The verdict is in: The European Union's fiscal irresponsibility is negatively affecting the rest of the world, and people want it to stop.

From the Indian rupee to the fledgling tourist industry in the Atlantic island chain of Cape Verde, more hangs on this week's European Union summit than the future of the euro single currency project alone.

While no one believes the 27-nation bloc can find a quick fix to a debt mountain that was years in the making and which may stunt its economies for years to come, EU leaders are under growing pressure to show they can at least stop the rot.

"We're not expecting a sudden change in sentiment or a dramatic end to the problem at the EU summit," a senior Japanese policymaker told Reuters.

"But we also don't expect zero results. There should at least be some progress in how they hope to get their house in order," said the policymaker, who for reasons of diplomacy spoke on condition of anonymity.


And yet again, who is coming to the rescue? American taxpayers with downgrade Timothy Geithner at the helm.

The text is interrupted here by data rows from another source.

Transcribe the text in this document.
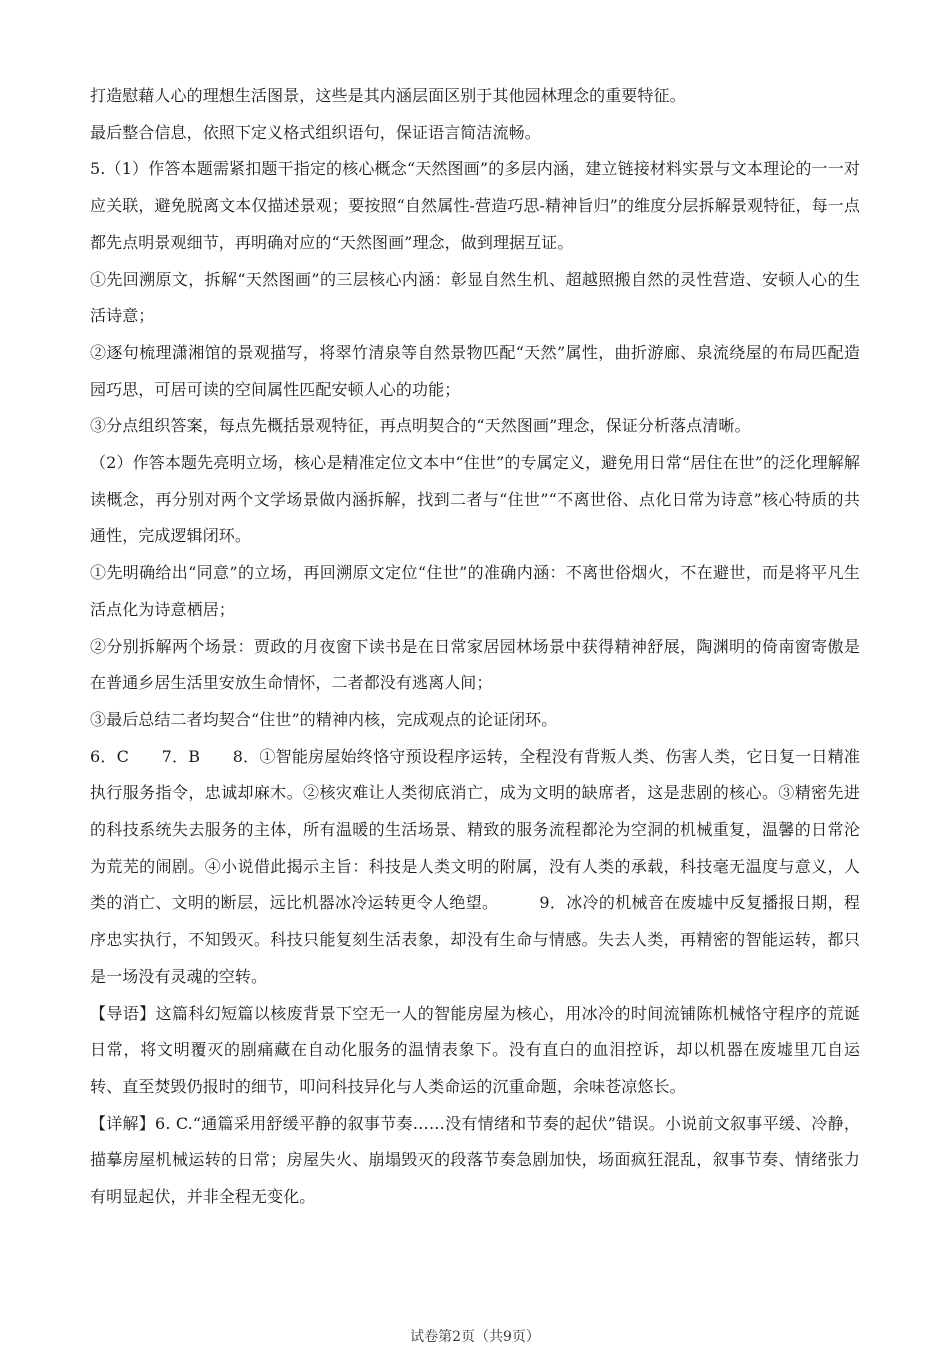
打造慰藉人心的理想生活图景，这些是其内涵层面区别于其他园林理念的重要特征。

最后整合信息，依照下定义格式组织语句，保证语言简洁流畅。

5.（1）作答本题需紧扣题干指定的核心概念“天然图画”的多层内涵，建立链接材料实景与文本理论的一一对应关联，避免脱离文本仅描述景观；要按照“自然属性-营造巧思-精神旨归”的维度分层拆解景观特征，每一点都先点明景观细节，再明确对应的“天然图画”理念，做到理据互证。

①先回溯原文，拆解“天然图画”的三层核心内涵：彰显自然生机、超越照搬自然的灵性营造、安顿人心的生活诗意；

②逐句梳理潇湘馆的景观描写，将翠竹清泉等自然景物匹配“天然”属性，曲折游廊、泉流绕屋的布局匹配造园巧思，可居可读的空间属性匹配安顿人心的功能；

③分点组织答案，每点先概括景观特征，再点明契合的“天然图画”理念，保证分析落点清晰。

（2）作答本题先亮明立场，核心是精准定位文本中“住世”的专属定义，避免用日常“居住在世”的泛化理解解读概念，再分别对两个文学场景做内涵拆解，找到二者与“住世”“不离世俗、点化日常为诗意”核心特质的共通性，完成逻辑闭环。

①先明确给出“同意”的立场，再回溯原文定位“住世”的准确内涵：不离世俗烟火，不在避世，而是将平凡生活点化为诗意栖居；

②分别拆解两个场景：贾政的月夜窗下读书是在日常家居园林场景中获得精神舒展，陶渊明的倚南窗寄傲是在普通乡居生活里安放生命情怀，二者都没有逃离人间；

③最后总结二者均契合“住世”的精神内核，完成观点的论证闭环。

6．C　　7．B　　8．①智能房屋始终恪守预设程序运转，全程没有背叛人类、伤害人类，它日复一日精准执行服务指令，忠诚却麻木。②核灾难让人类彻底消亡，成为文明的缺席者，这是悲剧的核心。③精密先进的科技系统失去服务的主体，所有温暖的生活场景、精致的服务流程都沦为空洞的机械重复，温馨的日常沦为荒芜的闹剧。④小说借此揭示主旨：科技是人类文明的附属，没有人类的承载，科技毫无温度与意义，人类的消亡、文明的断层，远比机器冰冷运转更令人绝望。　　　9．冰冷的机械音在废墟中反复播报日期，程序忠实执行，不知毁灭。科技只能复刻生活表象，却没有生命与情感。失去人类，再精密的智能运转，都只是一场没有灵魂的空转。

【导语】这篇科幻短篇以核废背景下空无一人的智能房屋为核心，用冰冷的时间流铺陈机械恪守程序的荒诞日常，将文明覆灭的剧痛藏在自动化服务的温情表象下。没有直白的血泪控诉，却以机器在废墟里兀自运转、直至焚毁仍报时的细节，叩问科技异化与人类命运的沉重命题，余味苍凉悠长。

【详解】6. C.“通篇采用舒缓平静的叙事节奏……没有情绪和节奏的起伏”错误。小说前文叙事平缓、冷静，描摹房屋机械运转的日常；房屋失火、崩塌毁灭的段落节奏急剧加快，场面疯狂混乱，叙事节奏、情绪张力有明显起伏，并非全程无变化。

试卷第2页（共9页）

Before this week's summit, U.S. Treasury Secretary Timothy Geithner was touring euro zone capitals with a message that it is time to act.

Speaking after talks in Berlin on Tuesday, Geithner urged reforms to "create the architecture of fiscal union", citing the "central role" to be played by the European Central Bank.

"There is concern among corporate leaders, both in the United States and Europe, about the uncertainty bred of lack of political consensus on how to move the economy forward," U.S. ambassador to the EU William Kennard said before the trip.

"And that certainly is weighing on the world economy. It's a factor both in Europe and the United States," he said, suggesting the two were "in the same boat" with over-borrowed economies and expensive welfare states.

Yet while the United States can turn to the Federal Reserve as a lender of last resort, euro zone states have no such recourse to the Frankfurt-based European Central Bank - and EU heavyweight Germany is determined to keep it that way.


Time to act? Who will be doing the acting? Americans or European leaders? It's time for Europe to pay "it's fair share."